The study covered 28 final-year undergraduates' work -- 18 of them British and 10 from overseas (five Singaporeans, four Chinese and one Indonesian).
The study found on average Britons had 52.2 punctuation, grammatical and spelling errors per paper as compared to just 18.8 for the international students, leading British newspaper 'The Independent' reported.
Spelling errors included "flourescence" for "fluorescence", "alot" for "a lot", "seperate" for "separate", "yeild" for "yield", "relevent" for "relevant" and "pail vains" for "pale veins".
"There were hundreds of cases of disagreement in number between subjects and verbs (such as 'male sterility are useful', 'fertility in most breeds have low heritability')," the researchers said.

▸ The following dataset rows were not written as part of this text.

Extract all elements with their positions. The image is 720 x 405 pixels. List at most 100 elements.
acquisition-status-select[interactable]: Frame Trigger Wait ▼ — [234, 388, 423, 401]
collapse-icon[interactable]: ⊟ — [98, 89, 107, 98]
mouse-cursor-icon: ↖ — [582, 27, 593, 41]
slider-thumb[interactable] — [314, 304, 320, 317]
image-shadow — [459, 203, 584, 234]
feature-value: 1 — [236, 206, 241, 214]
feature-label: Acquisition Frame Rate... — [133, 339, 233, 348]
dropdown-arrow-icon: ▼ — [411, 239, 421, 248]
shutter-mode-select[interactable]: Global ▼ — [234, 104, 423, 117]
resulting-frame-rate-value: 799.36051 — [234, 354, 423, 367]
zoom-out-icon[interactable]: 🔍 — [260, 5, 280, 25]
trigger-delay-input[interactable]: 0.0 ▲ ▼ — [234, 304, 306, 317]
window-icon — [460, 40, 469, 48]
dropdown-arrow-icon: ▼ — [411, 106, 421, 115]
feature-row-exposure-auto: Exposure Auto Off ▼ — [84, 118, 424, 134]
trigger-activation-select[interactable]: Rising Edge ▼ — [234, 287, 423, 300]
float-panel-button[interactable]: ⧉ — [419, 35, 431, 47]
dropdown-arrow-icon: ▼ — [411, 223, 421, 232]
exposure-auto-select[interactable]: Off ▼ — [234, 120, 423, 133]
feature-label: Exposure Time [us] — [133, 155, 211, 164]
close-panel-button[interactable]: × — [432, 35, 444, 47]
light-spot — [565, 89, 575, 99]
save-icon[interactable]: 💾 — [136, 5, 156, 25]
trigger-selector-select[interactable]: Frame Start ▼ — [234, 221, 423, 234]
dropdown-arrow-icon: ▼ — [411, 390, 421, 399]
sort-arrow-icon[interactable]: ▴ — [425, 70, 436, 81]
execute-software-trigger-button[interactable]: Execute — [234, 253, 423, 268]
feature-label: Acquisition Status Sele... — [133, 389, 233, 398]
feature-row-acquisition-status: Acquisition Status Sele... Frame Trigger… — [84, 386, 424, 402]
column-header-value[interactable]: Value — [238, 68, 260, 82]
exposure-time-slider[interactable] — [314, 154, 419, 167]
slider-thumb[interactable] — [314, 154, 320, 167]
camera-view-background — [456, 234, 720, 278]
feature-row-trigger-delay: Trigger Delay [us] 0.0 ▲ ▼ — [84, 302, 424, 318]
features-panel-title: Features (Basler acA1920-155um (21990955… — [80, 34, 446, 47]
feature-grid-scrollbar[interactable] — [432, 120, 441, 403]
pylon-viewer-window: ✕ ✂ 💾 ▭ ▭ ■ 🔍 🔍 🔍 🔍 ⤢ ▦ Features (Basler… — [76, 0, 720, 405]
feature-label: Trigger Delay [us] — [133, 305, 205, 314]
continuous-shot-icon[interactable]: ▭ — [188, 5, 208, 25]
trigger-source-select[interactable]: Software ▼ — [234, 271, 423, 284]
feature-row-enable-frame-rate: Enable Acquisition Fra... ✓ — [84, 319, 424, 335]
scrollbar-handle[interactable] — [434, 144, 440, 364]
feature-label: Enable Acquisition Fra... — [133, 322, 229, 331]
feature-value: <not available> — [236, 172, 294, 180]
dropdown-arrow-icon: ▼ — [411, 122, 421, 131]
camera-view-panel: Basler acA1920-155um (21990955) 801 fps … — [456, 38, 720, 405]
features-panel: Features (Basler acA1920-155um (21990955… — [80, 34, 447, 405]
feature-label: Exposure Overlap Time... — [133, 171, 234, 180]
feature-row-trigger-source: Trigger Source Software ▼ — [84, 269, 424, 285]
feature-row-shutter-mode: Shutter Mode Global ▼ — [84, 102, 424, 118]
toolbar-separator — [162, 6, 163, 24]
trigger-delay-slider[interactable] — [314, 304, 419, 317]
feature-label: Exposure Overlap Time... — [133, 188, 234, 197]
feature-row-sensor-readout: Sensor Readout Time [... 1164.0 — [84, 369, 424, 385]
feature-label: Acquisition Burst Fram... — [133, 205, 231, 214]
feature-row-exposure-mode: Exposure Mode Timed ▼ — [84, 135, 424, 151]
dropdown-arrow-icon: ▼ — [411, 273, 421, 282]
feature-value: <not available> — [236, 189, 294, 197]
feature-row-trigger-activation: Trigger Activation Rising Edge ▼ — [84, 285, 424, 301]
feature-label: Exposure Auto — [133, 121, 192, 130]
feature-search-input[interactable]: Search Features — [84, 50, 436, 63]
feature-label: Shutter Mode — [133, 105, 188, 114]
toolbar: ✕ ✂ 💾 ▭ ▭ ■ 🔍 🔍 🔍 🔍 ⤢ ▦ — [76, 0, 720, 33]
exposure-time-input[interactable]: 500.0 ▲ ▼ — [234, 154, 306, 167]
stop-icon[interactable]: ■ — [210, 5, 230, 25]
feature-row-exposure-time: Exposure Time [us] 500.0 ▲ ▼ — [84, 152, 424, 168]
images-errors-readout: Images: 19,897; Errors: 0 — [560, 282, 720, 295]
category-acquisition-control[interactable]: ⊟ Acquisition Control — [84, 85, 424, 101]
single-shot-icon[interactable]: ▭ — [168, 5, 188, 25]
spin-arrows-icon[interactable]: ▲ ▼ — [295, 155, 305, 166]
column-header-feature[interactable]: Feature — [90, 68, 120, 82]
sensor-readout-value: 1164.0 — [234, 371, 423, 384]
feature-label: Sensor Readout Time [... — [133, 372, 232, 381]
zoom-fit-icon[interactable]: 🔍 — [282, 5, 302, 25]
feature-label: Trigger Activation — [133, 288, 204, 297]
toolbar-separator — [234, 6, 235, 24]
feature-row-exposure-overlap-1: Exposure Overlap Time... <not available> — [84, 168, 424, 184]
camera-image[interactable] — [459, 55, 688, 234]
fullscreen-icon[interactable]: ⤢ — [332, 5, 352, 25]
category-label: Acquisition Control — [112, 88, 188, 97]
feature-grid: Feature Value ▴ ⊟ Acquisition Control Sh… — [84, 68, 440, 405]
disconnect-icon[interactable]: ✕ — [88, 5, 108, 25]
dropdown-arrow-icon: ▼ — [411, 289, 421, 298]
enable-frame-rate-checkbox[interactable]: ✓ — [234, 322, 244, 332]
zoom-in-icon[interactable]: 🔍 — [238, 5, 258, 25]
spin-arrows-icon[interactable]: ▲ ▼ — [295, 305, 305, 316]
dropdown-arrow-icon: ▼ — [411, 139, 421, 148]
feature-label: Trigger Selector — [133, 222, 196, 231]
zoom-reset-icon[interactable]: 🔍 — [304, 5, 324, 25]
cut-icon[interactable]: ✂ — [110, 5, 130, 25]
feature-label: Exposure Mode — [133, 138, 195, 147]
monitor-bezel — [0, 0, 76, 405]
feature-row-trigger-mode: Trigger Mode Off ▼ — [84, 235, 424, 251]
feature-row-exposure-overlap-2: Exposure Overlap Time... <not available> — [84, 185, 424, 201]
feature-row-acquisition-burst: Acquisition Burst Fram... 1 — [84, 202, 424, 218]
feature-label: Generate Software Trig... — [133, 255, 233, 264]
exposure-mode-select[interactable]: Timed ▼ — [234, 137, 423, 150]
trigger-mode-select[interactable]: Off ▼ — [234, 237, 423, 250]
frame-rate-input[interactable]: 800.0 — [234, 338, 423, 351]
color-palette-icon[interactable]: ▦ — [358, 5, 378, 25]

Wrong plurals -- such as varietys, two theorys and the two hypothesis -- were common, they added.
On punctuation, the researchers said: "Semicolons were often used to introduce lists. Very few students used colons. Some never used possessive apostrophes, and there were many apostrophes used in non-possessive plurals -- 'the cows rectum' and 'the harem's of seals'.
"There were incomplete sentences, lacking a finite verb or a main clause. Illogical or ambiguous statements were frequent -- (such as 'Barr bodies can be used to determine sex present in females but not in males)', 'pass their Xchromosome to half their son' and 'these colonies are then cross with another yeast strain'," they said.